Retrospective analyses of clinical trials with Avastin and EGFR inhibitors have shown that the side on which the tumor is located could be a prognostic factor for response to these agents. How do key opinion leaders view these data? Will “sidedness” have an impact on the treatment of metastatic colorectal cancer over the forecast period?

Scope:

Markets covered: United States, France, Germany, Italy, Spain, United Kingdom, and Japan.

Primary research: 20 country-specific interviews with thought leaders.

Epidemiology: Diagnosed incident cases of stage I, II, III , and IV colorectal cancer.
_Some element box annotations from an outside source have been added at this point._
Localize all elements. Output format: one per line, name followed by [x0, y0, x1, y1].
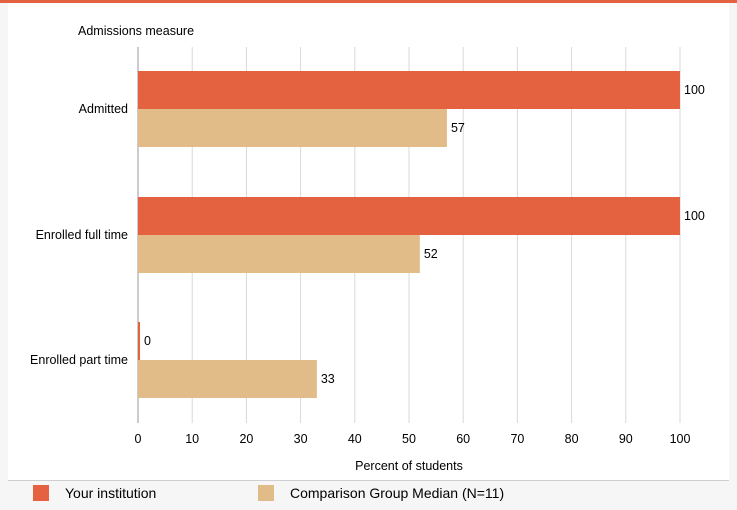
- legend-item-comparison-group: Comparison Group Median (N=11): [258, 485, 504, 501]
- bar-your-institution: [138, 71, 680, 109]
- x-tick-label: 10: [185, 432, 199, 446]
- bar-comparison-group: [138, 109, 447, 147]
- legend-item-your-institution: Your institution: [33, 485, 156, 501]
- x-tick-label: 90: [619, 432, 633, 446]
- category-labels: Admitted Enrolled full time Enrolled part …: [30, 102, 128, 367]
- data-label: 33: [321, 372, 335, 386]
- top-accent-rule: [0, 0, 737, 3]
- legend-divider: [8, 480, 729, 481]
- data-label: 0: [144, 334, 151, 348]
- x-tick-label: 0: [135, 432, 142, 446]
- chart-title: Admissions measure: [78, 24, 194, 38]
- legend-label-your-institution: Your institution: [65, 485, 157, 501]
- bar-comparison-group: [138, 235, 420, 273]
- bar-your-institution: [138, 322, 140, 360]
- x-tick-label: 30: [294, 432, 308, 446]
- category-label: Enrolled part time: [30, 353, 128, 367]
- data-label: 100: [684, 83, 705, 97]
- x-tick-label: 20: [239, 432, 253, 446]
- bars-layer: 100 57 100 52 0 33: [138, 71, 705, 398]
- x-tick-label: 70: [510, 432, 524, 446]
- legend: Your institution Comparison Group Median…: [0, 485, 737, 507]
- x-tick-label: 50: [402, 432, 416, 446]
- x-tick-label: 100: [670, 432, 691, 446]
- x-tick-labels: 0 10 20 30 40 50 60 70 80 90 100: [135, 432, 691, 446]
- data-label: 57: [451, 121, 465, 135]
- bar-comparison-group: [138, 360, 317, 398]
- x-axis-label: Percent of students: [355, 459, 463, 473]
- legend-swatch-comparison-group: [258, 485, 274, 501]
- x-tick-label: 40: [348, 432, 362, 446]
- category-label: Admitted: [79, 102, 128, 116]
- bar-your-institution: [138, 197, 680, 235]
- category-label: Enrolled full time: [36, 228, 128, 242]
- data-label: 100: [684, 209, 705, 223]
- x-tick-label: 80: [565, 432, 579, 446]
- x-tick-label: 60: [456, 432, 470, 446]
- legend-label-comparison-group: Comparison Group Median (N=11): [290, 485, 505, 501]
- legend-swatch-your-institution: [33, 485, 49, 501]
- data-label: 52: [424, 247, 438, 261]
Population segments in market forecast:Stage II colon cancer;stage II rectal cancer;stage III colon cancer;stage III rectal cancer;stage IV colorectal cancer wild-type BRAF and RAS,first-line (left-sided);stage IV colorectal cancer wild-type BRAF and RAS, first-line (right-sided);stage IV colorectal cancer mutant RAS, first-line;stage IV colorectal cancer mutant BRAF, first-line;stage IV colorectal cancer wild-type BRAF and RAS,second-line (left-sided); stage IV colorectal cancer wild-type BRAF and RAS,second-line (right-sided); stage IVcolorectal cancer mutant RAS, second-line; stage IV colorectal cancer mutant BRAF, second-line; stage IV colorectal cancer wild-type BRAF and RAS, third-line (left-sided); stage IV colorectal cancer wild-type BRAF and RAS, third-line (right-sided); stage IVcolorectal cancer mutant RAS, third-line; stage IV colorectal cancer mutant BRAF.

Emerging therapies: Phase III: 12 drugs; Phase II: 26 drugs; Phase I: 14 drugs.